Explore a new cuisine
Many cultures are replete with vegetarian-based meals, some forming the foundations of a cuisines - if you travel the world you might just find it to be a veggie-lovers oyster. Spice it up in the kitchen by trying new meals from different cuisines. Here’s some ideas:
Mexican: beans, beans beans, guacamole, tomato salsa…
Middle Eastern: hummus, falafel, fattoush, tabbouleh, baba ghannouj…
Greek: spanakopita (spinach-filled pastry), dolmas…
Indian: dahl, chana masala (chickpeas and tomatoes), aloo gobi (cauliflower and potato), vegetable korma…
Play and get creative
There are some pretty nifty things you can do/replace with veg. Step outside the comfort zone with these creative takes on classic ideas:
Instead of a regular pizza base try a cauliflower pizza base. It still looks like pizza, tastes like pizza and you can even pick it up like pizza too. Here’s a recipe.
Instead of potato mash try sunshine mash. For a gloriously golden mash add sweet potato and carrot to the mix - it gives the traditional variety a run for its money in the taste department, while also adding colour and nutrients.

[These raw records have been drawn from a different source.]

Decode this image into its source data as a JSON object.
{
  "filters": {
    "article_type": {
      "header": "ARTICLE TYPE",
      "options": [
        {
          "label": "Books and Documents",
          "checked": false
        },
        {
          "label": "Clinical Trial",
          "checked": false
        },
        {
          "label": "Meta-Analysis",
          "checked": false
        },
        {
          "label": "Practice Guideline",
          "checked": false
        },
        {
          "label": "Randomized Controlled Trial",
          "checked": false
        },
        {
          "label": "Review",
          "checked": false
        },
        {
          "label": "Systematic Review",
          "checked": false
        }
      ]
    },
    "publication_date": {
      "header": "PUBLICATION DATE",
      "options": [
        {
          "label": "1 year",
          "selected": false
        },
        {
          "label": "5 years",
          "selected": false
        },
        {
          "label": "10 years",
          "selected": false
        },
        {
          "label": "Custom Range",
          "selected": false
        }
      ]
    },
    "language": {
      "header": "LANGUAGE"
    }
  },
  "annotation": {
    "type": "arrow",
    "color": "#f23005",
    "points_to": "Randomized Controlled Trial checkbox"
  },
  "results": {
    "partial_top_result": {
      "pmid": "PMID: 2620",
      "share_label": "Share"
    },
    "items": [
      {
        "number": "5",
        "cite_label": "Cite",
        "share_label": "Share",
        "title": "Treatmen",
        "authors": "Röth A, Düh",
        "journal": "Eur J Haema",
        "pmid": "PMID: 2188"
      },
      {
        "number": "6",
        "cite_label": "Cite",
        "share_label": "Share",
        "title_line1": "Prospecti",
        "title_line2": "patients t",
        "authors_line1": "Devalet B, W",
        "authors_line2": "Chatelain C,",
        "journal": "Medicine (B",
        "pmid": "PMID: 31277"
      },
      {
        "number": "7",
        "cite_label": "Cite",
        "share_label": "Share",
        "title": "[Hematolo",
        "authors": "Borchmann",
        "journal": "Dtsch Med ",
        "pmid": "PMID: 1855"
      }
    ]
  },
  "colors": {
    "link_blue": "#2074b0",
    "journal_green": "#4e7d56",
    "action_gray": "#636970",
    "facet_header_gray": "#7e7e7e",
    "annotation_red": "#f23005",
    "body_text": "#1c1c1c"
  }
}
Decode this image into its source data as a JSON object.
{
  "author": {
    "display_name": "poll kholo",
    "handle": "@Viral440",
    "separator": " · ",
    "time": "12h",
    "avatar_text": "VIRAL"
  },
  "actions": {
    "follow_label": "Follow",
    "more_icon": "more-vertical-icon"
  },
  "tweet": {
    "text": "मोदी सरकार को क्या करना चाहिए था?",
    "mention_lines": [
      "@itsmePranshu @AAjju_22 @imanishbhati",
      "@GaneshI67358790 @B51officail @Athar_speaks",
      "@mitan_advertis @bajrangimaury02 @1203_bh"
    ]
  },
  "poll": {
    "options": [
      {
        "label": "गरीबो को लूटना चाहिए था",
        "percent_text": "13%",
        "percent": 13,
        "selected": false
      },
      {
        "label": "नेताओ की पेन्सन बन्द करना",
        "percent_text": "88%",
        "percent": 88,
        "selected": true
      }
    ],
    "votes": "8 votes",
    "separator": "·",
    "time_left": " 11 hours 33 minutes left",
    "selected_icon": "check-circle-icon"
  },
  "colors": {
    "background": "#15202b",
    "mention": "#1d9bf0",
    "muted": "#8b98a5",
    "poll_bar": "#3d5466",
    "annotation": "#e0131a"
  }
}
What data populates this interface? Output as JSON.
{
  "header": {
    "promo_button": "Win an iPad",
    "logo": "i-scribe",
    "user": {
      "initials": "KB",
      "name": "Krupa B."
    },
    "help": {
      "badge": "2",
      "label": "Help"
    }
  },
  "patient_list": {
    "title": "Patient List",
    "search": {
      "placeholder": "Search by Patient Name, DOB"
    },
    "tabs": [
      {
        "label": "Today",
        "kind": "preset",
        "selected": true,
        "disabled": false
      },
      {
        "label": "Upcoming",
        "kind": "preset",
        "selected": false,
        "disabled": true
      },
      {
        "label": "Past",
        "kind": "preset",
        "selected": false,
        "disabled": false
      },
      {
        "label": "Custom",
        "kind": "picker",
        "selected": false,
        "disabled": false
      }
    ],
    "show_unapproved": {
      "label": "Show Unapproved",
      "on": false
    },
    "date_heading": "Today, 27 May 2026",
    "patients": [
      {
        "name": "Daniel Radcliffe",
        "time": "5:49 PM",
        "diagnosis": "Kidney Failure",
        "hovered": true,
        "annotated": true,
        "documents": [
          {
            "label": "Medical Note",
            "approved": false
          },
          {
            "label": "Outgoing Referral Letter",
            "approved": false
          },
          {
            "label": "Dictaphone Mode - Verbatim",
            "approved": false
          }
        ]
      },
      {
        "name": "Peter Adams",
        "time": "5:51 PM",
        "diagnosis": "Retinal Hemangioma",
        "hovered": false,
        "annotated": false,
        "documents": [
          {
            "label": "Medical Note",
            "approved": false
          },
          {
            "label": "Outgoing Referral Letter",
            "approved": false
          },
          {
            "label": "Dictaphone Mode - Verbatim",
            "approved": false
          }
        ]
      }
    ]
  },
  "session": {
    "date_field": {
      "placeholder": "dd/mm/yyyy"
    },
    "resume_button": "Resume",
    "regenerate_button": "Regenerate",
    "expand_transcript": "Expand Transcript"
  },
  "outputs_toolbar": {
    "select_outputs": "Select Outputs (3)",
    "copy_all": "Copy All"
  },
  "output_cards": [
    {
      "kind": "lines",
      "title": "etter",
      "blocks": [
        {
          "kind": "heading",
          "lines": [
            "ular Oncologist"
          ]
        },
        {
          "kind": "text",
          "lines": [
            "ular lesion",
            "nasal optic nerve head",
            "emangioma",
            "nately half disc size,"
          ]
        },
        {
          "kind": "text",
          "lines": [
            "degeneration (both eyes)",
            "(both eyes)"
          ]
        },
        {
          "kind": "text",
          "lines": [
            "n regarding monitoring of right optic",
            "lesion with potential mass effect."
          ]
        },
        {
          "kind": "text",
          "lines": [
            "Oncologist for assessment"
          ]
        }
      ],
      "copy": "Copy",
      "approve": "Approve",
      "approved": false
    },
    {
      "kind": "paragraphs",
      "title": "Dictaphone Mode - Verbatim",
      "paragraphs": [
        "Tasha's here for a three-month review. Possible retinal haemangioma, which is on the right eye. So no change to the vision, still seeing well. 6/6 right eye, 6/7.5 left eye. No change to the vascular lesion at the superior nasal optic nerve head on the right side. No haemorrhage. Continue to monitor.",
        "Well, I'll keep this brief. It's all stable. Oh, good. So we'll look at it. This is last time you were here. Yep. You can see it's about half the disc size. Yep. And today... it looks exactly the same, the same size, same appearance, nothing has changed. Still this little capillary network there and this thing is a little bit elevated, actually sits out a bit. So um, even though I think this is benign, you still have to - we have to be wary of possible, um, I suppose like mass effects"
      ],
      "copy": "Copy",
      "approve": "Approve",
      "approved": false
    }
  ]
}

Instead of noodles try sprialising! This which is when you turn veg into faux noodles. They have a similar look-feel to noodles, so are fabulous in pasta/noodle-based dishes. You’ll need a nifty machine called a spirliser to do so (it kind of looks like a giant pencil sharpener), which can be picked up cheap at homeware stores.
Instead of burger buns try a lettuce wrap. Use a big piece of lettuce as you would a burger bun - wrap it around the filling, and take a big juicy mouthful! Like spiralised veggies, these are ideal if you're on a lower-carb diet or would prefer a lighter meal.
Make rainbow vegetable skewers. A fun way to literally ‘eat-the-rainbow’. Chop up different coloured veg into bite-sized pieces (e.g. red onion, capsicum, cauliflower, broccoli, cherry tomatoes), drizzle with oil, thread onto skewers, and then grill in the oven or over the BBQ.
Finally…perspective is everything
When when we eat to the recommended servings of veggies per day we’re supporting our general health across a plethora of avenues (e.g. weight management, preventing nutrient deficiencies, supporting bowel health and regularity, assisting hydration - the list is endless!), and also helping protect our future health, by reducing our risk of disease, like heart disease, stroke, and some cancers, like bowel (1).
The daily simple act of eating veg is an effective, safe and well-researched, way to help protect our health today and of the future.
So, to conclude - let’s all go snack on a carrot!